Pratchett, Terry -- Dodger

Good! And not Discworld. Oh, it's still Pratchett, and you'll see some familiar Ankh-Morporkian turns of thought; but the style is distinctly real-world Victorian rather than piles of entertaining cod.

Maybe I should say: the language is in the range we've heard Pratchett characters do, but the author has never done it at the narrative level. Anyway, the book is its own thing, not a retread.

The interesting Discworld comparison is in my reaction. The old 37-whatever-book turf has a comforting familiarity to me, I freely admit. Pratchett has been wise in adding new characters and locales to his canon, but there are always familiar whiffs as well, and they're an undeniable part of the fun. Reading Dodger, I had to get into the story; I didn't expect that. Silly of me, I know, and it was full-bore momentum once I made the shift.

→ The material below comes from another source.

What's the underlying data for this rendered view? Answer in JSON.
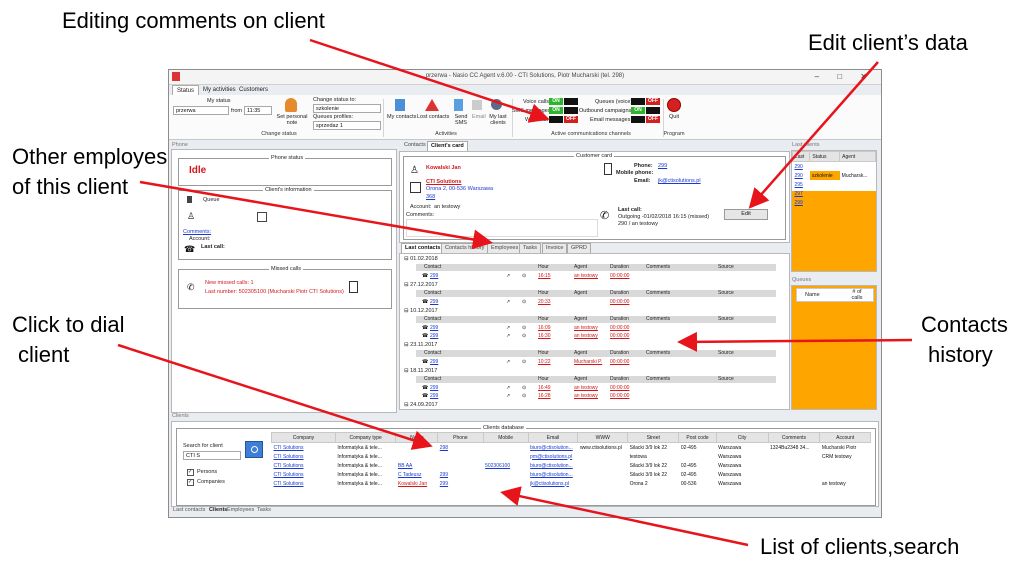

Dodger's story is all for the love of Dickens, which puts me at a disadvantage -- I ain't read any, nor gotten closer than the Muppets interpretation. I guess Pratchett knows that much of his readership will be in the same boat, because he gives enough context for us to appreciate the pastiche -- or past-iche, pre-stiche, whatever you call a retrospectively-created invisible forerunner to canonical works. Also Charlie Dickens keeps writing down book titles. I laughed.

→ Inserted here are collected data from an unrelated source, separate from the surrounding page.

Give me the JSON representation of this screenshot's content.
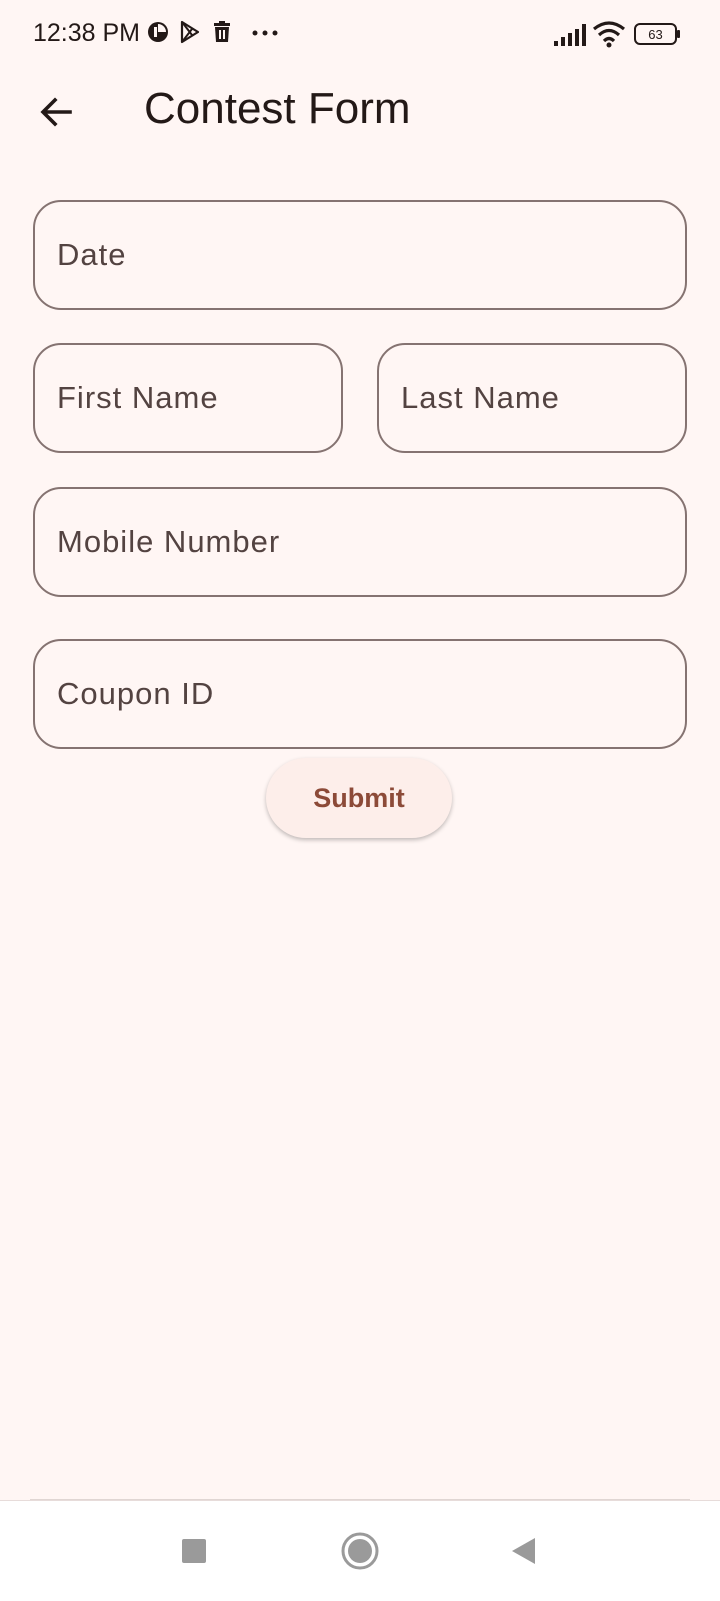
{
  "status_bar": {
    "time": "12:38 PM",
    "left_icons": [
      "data-saver-icon",
      "play-store-icon",
      "trash-icon",
      "more-dots-icon"
    ],
    "battery": "63"
  },
  "app_bar": {
    "title": "Contest Form"
  },
  "form": {
    "date": {
      "placeholder": "Date",
      "value": ""
    },
    "first_name": {
      "placeholder": "First Name",
      "value": ""
    },
    "last_name": {
      "placeholder": "Last Name",
      "value": ""
    },
    "mobile": {
      "placeholder": "Mobile Number",
      "value": ""
    },
    "coupon": {
      "placeholder": "Coupon ID",
      "value": ""
    },
    "submit_label": "Submit"
  },
  "nav_bar": {
    "buttons": [
      "recents-square-icon",
      "home-circle-icon",
      "back-triangle-icon"
    ]
  },
  "colors": {
    "background": "#fff6f4",
    "outline": "#857371",
    "button_bg": "#fdeeea",
    "button_text": "#8c4a38"
  }
}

(Other Victorian characters appear, both real and fictional. I had to look up Angela Burdett-Coutts, and then snuck a peek at Disraeli's wikipedia page too. Sweeney Todd makes an appearance (though not Sondheim's Todd) (though it may be Sondheim's Todd's knife). For a few pages I was sure we were getting a twisted "Scandal in Bohemia" too, but no, not really.)

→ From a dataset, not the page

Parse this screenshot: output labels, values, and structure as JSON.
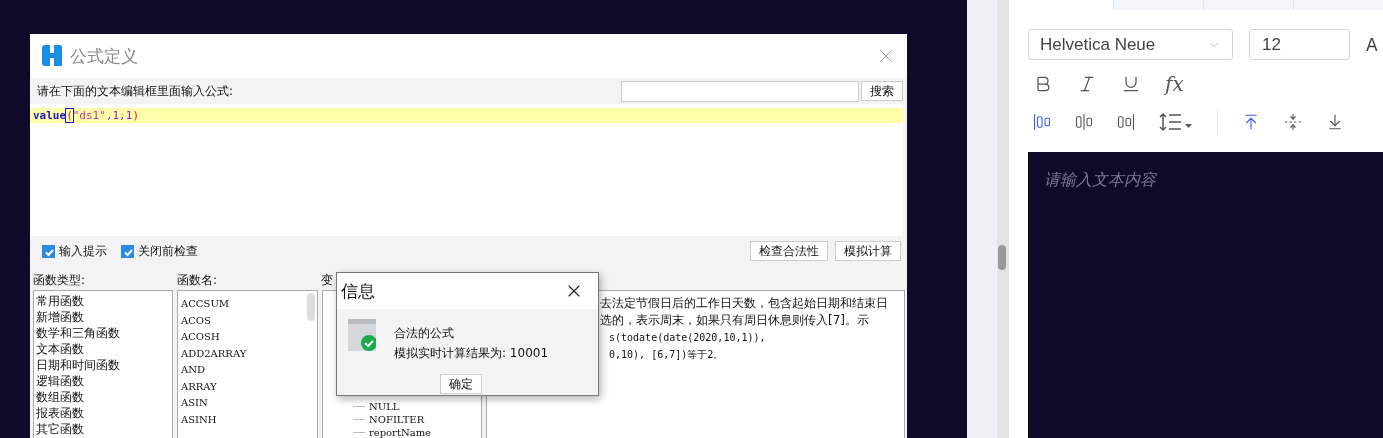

As for Dodger, he is a fine character. Unusually headlong for a YA protagonist, I'd say. Self-doubt and slow maturation have become conventional in YA stories; we don't often get the adult-protagonist thing of stomping decisively off to get the job done. (Not in a foolhardy way -- that would be "headstrong", quite a different thing -- Dodger is quite self-aware.)